Texting, Face-to-Face, and Getting Coffee

Updated: Jan 30, 2019

Knowing when to text vs. call is an important soft skill

Soft skills and the art of texting

When is appropriate to text or call someone? When to get coffee and discuss that project?

It's the perfect subject for a Seinfeld episode, if it were still around and new material was being written. I can see it now. Jerry asking Elaine when it would be appropriate to have a texting breakup. But on a more daily level, several business professionals I talked to have emphasized the need for employees, often millennials, but not always, to know when an in-person phone call is best.
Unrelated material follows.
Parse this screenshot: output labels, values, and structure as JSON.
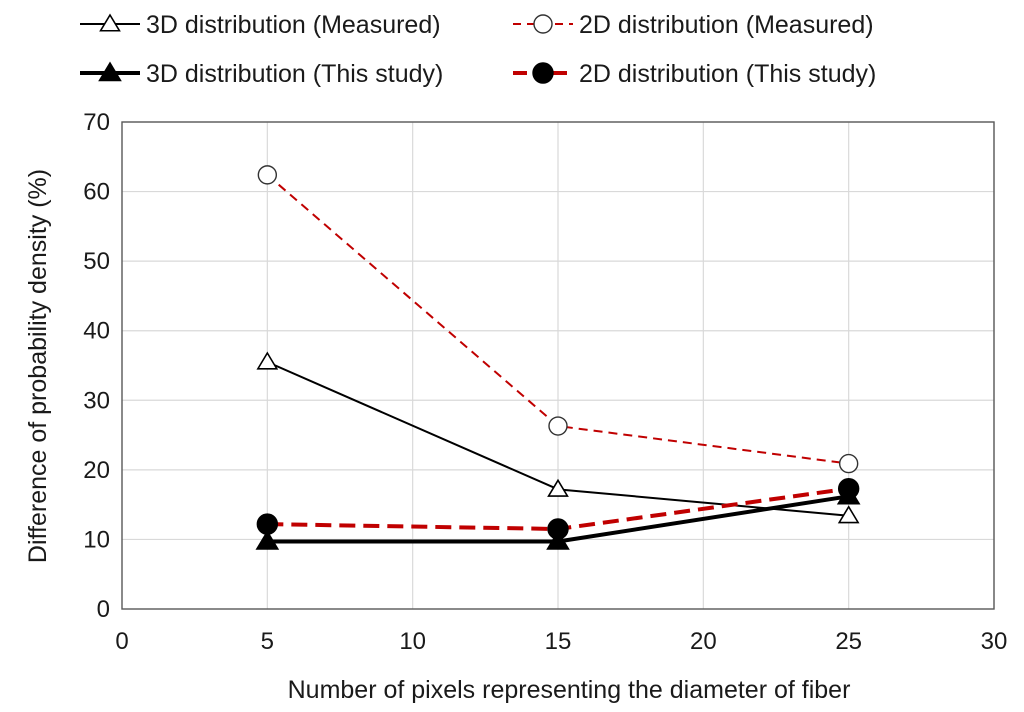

One small business owner I know has a rule. If a client emails with a complex set of questions, pick up the phone and call. Likewise, another senior manager has his own rule: if a topic can't be wrapped up in 3 emails or less, pick up the phone and call, or go talk in person. Is there a trend here?
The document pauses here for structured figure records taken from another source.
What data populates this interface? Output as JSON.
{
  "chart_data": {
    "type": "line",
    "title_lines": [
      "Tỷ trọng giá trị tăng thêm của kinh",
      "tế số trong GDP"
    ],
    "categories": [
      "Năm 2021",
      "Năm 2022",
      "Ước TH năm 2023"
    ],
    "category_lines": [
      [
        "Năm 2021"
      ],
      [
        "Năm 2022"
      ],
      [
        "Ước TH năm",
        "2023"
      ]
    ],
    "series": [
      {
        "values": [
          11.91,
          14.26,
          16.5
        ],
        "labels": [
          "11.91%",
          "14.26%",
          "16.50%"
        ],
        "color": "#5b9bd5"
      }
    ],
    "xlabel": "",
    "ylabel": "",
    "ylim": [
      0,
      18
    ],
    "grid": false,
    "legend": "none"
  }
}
Talking to people in person still matters

Smart phones are great. My wife and I get lost in Atlanta more often than we ought, the major city near my home. And her phone can get us out of the spider's web of this city's remotest corridors. But for their advances, we can tend to over rely on them and forget how to read real, paper maps.

One CEO of a construction company I know bemoaned the fact that no one answers their phones any more. No one listens to voicemail. And sometimes people will avoid conflict by not answering their phone but texting back. And yes, there are legitimate reasons for texting instead of answering, such as responding quietly via text when you're in a meeting. Texting does help with being unobtrusive. But when it comes to dealing with the grit of life--the conflict, the interaction, face-to-face is still hard to beat.

Of course, not every situation warrants a face-to-face encounter. Coordinating where to go for lunch is better done with a text sometimes. And perhaps you will get a quicker response after work hours if you text someone. Part of texting is respectful--the person can respond on their own time. People who prefer to think long before they answer like the power texting and emails afford for curating their ideas. The challenge comes when we forget how to engage in person.

Communicating negative information, providing critiques, anything that demands interaction, and building trust with people still call for sitting down with someone over a cup of coffee. It's old school, but it's also just better for building relationships. It's better for interaction. So what is your rule for your team? When do you text vs. go in person? Navigating this question effectively at work is a true soft skill.